Wednesday evening on Day 2 of ESCP’s 14th Annual Meeting in Vienna rounded off with two session in the main auditorium. First, a Keynote on Rehabilitation, Nutrition and Optimisation for Major Surgery.

Presentation screen: What is prehabilitation?

Speaker Debby Keller (USA), Assistant Professor at Columbia University, took to the stage and began by informing the packed-out Hall that, as the world’s population continues to grow, so does the need for surgery. She pointed out that, on average, a person will have six surgical procedures in their lifetime. Describing the Surgical Insult, Debby acknowledged that the extent and duration of the stress response of a patient is proportionate to their pre-surgical condition. This means that frail, and often elderly, patients do worse in response to surgical stress.

Debby continued by making the astute observation that, while surgeons continually have better tools and techniques to operate with, they will not work if patients are too frail. Unfortunately, enhanced recovery protocols happen after the fact i.e. interventions take place after surgery and are often implemented poorly or even incorrectly. This calls for a change in strategy and the need for a paradigm shift in order to move forward, Debby argued.

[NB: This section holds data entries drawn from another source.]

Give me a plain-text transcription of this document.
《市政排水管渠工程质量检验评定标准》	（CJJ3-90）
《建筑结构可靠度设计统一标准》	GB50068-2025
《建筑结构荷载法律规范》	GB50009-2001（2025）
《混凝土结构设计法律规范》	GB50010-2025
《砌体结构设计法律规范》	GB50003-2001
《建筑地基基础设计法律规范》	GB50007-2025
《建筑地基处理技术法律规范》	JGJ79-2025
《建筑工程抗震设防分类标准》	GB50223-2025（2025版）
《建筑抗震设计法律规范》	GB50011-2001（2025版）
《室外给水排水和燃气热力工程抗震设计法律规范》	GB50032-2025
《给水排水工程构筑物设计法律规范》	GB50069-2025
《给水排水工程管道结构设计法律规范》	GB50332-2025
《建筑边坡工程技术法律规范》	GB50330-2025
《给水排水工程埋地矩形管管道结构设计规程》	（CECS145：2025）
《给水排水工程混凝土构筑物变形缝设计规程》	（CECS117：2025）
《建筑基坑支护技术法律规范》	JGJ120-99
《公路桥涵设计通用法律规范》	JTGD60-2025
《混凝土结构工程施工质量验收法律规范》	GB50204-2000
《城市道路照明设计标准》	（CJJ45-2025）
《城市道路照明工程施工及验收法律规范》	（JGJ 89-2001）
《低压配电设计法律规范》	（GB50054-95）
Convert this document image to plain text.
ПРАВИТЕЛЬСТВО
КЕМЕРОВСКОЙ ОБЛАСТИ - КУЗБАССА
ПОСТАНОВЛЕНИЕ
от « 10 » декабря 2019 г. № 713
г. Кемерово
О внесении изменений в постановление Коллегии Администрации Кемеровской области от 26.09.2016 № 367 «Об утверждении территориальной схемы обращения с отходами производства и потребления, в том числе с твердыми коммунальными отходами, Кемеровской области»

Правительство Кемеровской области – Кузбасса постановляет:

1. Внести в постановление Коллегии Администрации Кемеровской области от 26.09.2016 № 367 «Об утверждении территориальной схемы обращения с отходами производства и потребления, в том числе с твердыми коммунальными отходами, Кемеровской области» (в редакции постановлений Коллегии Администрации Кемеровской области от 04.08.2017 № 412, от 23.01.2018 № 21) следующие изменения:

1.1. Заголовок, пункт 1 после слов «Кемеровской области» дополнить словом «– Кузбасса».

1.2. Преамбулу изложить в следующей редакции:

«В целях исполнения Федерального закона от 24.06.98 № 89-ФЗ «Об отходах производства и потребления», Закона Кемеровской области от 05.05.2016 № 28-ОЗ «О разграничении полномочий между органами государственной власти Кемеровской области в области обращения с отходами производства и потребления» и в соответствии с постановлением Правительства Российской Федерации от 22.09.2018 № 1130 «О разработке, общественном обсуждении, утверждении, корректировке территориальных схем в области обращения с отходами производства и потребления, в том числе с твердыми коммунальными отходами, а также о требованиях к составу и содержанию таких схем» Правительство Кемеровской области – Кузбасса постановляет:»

This is where Prehabilitation comes in. Essentially, as Debby described, prehabilitation is “training for surgery” in order to improve post-surgery outcomes for patients. Debby was adamant that surgeons cannot afford to not prehab their patients and small levels of increased prehabilitation such as higher physical levels before surgery can have big impacts, and that there was clear recent evidence to back this up.

Next, Debby went on to describe the crucial role nutrition plays in the prehabilitation process. While other elements are important, nutrition planning was key. Two thirds of patients are malnourished before surgery, with one in ten diagnosed as such and only one in one hundred treated. Evidence shows that proper nutrition can alone reduce the length of stay in hospital for colorectal surgery patients by up to two days.

Studies to date show that prehabilitation is feasible, safe and tolerable for patients. Challenges remain, of course, such as how do you measure success? How do you obtain patient and surgeon buy-in? Debby went on to explain the various elements that go into best practice prehabilitation, from lifestyle and medical optimisation to education and emotional support. It was noted that mindfulness and stress have parts to play too and that every patient Debby has encountered has used a smart phone, which can be used to access applications that support these issues, such as being able to track your level of physical activity undertaken.

To conclude, Debby stated that in order to move recovery forward, you have to start before surgery. Nutrition should not be undervalued as a crucial piece of the prehabilitation puzzle, and its success depends on patients, the education they receive and how engaged they become.